The crystal structure determines many physical properties. For materials design of new systems with a given chemical composition one therefore needs the ability to predict possible crystal structures. The challenge in this prediction lies in the facts that it is a global search in a search space that grows exponentially with the number of atoms per unit cell and the unknown energy landscape containing several minima.

Our evolutionary strategy uses the main features of natural evolution - recombination, mutation, selection and the survival of the fittest - to global search. The crystal structures represent the individuals in this picture whereas their fitness value is determined by calculating the free energy of the individual using electronic structure programs. The individual having the minimal free energy in the whole search space is considered to be the most stable structure.
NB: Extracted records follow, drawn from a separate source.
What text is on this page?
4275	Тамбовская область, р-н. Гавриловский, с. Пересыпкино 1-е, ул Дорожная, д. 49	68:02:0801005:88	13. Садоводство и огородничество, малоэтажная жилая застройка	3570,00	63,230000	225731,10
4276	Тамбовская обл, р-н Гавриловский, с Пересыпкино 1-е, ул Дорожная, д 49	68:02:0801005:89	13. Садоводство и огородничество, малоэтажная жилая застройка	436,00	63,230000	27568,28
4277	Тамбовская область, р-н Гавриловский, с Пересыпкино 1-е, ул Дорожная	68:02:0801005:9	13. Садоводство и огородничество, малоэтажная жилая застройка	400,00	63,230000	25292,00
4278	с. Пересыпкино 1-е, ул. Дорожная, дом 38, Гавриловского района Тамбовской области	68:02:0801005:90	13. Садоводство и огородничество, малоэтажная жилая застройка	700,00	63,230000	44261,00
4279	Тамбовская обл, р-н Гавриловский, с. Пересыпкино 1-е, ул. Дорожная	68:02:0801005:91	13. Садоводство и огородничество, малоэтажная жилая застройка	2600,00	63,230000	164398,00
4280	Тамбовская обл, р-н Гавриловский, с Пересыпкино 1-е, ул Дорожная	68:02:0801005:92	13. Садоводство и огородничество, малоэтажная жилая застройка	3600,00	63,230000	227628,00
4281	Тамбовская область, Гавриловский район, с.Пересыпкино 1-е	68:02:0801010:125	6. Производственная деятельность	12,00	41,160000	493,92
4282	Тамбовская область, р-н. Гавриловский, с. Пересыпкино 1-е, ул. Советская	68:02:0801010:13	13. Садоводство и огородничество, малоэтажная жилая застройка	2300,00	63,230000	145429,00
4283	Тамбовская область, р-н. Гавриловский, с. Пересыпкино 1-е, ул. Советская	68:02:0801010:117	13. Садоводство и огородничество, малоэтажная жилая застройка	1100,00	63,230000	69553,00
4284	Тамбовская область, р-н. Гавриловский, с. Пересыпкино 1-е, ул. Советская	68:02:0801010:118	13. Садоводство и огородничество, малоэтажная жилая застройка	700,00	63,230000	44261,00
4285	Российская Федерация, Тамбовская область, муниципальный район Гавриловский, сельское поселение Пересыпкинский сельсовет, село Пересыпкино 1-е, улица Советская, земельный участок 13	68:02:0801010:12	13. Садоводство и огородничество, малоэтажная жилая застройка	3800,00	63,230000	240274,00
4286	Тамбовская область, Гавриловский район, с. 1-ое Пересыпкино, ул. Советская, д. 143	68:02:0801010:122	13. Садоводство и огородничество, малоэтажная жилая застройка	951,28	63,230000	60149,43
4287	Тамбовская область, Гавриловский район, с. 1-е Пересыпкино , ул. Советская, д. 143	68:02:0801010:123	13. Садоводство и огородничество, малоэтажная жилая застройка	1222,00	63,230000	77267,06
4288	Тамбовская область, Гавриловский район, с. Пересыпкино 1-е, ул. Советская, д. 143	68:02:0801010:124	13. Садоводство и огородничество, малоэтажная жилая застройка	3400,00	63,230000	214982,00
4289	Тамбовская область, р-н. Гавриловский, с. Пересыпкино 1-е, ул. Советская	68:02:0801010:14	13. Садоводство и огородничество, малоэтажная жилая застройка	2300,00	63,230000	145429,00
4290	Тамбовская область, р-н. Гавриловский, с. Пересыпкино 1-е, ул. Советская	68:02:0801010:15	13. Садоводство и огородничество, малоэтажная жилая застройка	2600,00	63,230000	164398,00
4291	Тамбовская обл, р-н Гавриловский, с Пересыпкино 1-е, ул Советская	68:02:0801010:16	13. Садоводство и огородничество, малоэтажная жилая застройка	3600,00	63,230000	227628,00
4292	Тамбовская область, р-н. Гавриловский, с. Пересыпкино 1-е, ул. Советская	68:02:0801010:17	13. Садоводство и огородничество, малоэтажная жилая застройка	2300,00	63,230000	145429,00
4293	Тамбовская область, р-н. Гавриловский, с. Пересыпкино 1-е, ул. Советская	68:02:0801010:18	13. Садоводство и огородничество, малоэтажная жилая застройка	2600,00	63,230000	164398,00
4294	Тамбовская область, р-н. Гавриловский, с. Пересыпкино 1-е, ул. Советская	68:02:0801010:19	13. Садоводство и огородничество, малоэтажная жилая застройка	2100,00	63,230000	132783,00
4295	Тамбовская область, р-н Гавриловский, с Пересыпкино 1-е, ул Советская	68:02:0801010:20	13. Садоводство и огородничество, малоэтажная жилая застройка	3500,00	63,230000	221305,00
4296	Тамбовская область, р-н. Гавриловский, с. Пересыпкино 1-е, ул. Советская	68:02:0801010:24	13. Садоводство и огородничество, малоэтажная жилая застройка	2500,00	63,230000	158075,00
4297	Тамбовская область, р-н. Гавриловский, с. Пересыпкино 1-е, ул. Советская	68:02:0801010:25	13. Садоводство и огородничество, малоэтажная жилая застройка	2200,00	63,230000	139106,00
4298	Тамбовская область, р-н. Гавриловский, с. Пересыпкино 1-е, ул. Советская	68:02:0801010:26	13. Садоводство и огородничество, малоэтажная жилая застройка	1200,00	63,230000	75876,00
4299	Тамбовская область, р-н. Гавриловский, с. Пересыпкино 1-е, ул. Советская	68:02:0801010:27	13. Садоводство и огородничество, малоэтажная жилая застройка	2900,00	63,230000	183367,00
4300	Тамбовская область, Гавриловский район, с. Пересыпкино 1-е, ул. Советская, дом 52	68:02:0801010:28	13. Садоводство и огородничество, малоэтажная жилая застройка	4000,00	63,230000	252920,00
The combination of the effective local optimisation already implemented in electronic structure programs with stochastic elements of the evolution strategy ensures an efficient search.

We present the developed evolution strategy designed for general 3D crystal structure prediction that also features the search of 2-dimensional structures. As an application we focus here on the search for 3D structures of lithium-silicides that are promising for new electrode materials for lithium ion batteries.